Original topic: Get Timestamp too slow
[TiDB Usage Environment] Production environment, independent hardware servers, NVMe storage, newly deployed environment via K8S, imported 1T initial data, TiKV + TiFlash architecture, no business in use.
[TiDB Version] 6.1.0
[Reproduction Path] Initial data has been imported, not yet providing external services, resources are idle
Cluster status is normal, can be accessed normally
[Encountered Problem]: TiDB client reports error Get Timestamp too slow
TiDB server logs are as follows:
PD log screenshot
Dashboard screenshot
TiFlash log screenshot
Question: What is the impact of clock offset? How to specifically locate the issue point of Get Timestamp too slow through the dashboard? TiDB Grafana cluster-node is empty, no monitoring information.

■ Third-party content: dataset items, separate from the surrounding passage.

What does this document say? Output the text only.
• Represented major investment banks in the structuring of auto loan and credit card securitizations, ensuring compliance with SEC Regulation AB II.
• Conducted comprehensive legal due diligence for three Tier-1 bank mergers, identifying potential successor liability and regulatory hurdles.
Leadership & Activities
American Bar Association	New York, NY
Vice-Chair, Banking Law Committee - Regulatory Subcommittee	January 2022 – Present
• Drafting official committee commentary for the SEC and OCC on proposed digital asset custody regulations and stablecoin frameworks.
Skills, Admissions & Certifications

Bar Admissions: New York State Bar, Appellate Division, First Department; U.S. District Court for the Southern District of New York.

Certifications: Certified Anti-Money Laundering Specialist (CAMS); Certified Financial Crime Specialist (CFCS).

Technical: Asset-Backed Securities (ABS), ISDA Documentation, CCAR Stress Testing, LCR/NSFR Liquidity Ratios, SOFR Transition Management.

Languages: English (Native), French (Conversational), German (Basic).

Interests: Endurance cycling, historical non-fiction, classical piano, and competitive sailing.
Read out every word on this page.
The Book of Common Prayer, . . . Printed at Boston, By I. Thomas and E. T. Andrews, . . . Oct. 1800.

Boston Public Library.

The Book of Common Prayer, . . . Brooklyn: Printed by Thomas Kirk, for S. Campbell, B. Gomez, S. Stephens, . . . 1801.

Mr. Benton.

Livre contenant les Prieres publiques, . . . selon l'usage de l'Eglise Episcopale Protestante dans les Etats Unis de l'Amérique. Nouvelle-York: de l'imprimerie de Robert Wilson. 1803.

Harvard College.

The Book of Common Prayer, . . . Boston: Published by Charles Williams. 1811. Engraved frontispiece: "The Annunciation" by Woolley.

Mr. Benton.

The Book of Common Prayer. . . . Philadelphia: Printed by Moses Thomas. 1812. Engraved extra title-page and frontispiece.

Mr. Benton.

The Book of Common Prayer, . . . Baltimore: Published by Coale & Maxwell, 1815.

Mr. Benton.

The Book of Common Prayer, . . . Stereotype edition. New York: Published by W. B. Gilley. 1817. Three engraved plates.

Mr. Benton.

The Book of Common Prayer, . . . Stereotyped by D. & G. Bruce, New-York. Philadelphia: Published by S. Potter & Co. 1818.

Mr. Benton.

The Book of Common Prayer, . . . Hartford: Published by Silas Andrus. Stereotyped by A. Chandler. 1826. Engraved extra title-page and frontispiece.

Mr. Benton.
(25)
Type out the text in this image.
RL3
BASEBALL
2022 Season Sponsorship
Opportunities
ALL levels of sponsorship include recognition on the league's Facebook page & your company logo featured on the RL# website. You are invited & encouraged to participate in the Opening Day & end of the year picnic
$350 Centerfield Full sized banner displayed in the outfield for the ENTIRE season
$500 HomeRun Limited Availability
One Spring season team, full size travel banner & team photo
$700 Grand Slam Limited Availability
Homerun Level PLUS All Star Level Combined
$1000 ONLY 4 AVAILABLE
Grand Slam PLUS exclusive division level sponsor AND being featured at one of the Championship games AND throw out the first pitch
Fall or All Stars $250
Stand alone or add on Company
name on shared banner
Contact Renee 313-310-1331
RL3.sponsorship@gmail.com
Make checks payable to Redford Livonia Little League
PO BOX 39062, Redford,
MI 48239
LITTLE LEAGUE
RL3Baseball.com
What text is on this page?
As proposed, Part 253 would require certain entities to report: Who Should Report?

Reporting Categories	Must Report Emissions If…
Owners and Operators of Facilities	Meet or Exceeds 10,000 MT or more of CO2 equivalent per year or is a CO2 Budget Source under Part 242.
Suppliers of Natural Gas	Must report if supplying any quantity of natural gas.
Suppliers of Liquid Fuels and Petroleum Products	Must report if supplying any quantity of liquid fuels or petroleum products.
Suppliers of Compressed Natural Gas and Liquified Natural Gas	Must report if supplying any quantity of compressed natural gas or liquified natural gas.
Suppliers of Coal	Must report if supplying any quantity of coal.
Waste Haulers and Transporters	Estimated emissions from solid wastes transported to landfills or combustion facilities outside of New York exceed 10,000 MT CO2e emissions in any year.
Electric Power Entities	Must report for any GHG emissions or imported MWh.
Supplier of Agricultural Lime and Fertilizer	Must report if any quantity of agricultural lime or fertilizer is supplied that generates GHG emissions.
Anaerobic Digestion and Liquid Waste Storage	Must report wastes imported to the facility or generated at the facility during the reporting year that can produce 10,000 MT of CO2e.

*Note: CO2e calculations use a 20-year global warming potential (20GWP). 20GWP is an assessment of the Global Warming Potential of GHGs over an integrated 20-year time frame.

If additional information is needed, it can be supplemented later in the post.
cluster-tidb-2023-02-03-17_34_28.pdf (6.6 MB)
The issue should be on the PD side. Check the network and CPU of PD. Is there mixed deployment on the PD side?
No mixed deployment, independent servers, new environment, clock offset. What exactly does “jet-lag” mean?
My personal understanding is that TSO is generated in batches by PD, not one at a time. This clock offset refers to generating a batch of TSO within a certain period, which is by default 50ms, and that is the clock offset.
jet-lag=208.152004ms What does the time refer to? Normally, I don’t see this information being frequently logged.
The PD server system resources are idle. Can you look into it more specifically to see where the issue might be?
Post everything that can be posted.
Have the PD nodes and TiDB server performed clock synchronization?
Check the CPU usage of TiDB to see if it is very high. If the CPU usage of TiDB is high, it can also cause TSO to be slow. This is because after PD returns, the TiDB goroutine may not be scheduled to obtain the TSO result.
If you need any information, please let me know. Let’s take a look at the issue together. The cluster-TiDB dashboard has already been posted, and the key TSO metrics have been attached.
cluster-tidb-2023-02-03-17_34_28.pdf (6.6 MB)
What is the issue being exhibited now, aside from this log? What problem has it caused?
In the new environment, these issues might lead to other problems. It’s better to resolve them in advance. TiFlash has also reported some PD logs, and specific details have been posted earlier.
As mentioned earlier, new environment, no pressure, no load.
Yes, the environment is initialized, but the service is not provided.
PD Client CMD Duration
I found that the PD Client CMD Duration is quite long, almost equal to the latency time, and the CMD ops are very few, mainly scan_regions. How can I further investigate this issue?
Check if the network latency between the TiDB server node and the PD node is a bit high?
Take a look at these two:
PD----TIDB---- PD server TSO handle time
PD----TIDB---- Handle requests duration
In the following graph, the TSO wait duration on the TiDB side is similar to the time spent between PD and the network, indicating that most of the time is consumed on the PD and network side.
A larger CMD duration indicates that the PD Client on the PD side is taking a longer time to process, as shown in the figure below:
image|603x404
The PC server TSO handle is normal,
Based on the above analysis, can we rule out network issues? How can we further analyze this?
The PD client is on the TiDB server, not on the PD server.
The PD server TSO handle time is the time taken by the PD server to process the TSO. Check the monitoring for the same time period and align the times. If the PD server TSO handle time is very short, it indicates that the issue is with the network.
PD TSO RPC duration = network time + PD TSO processing time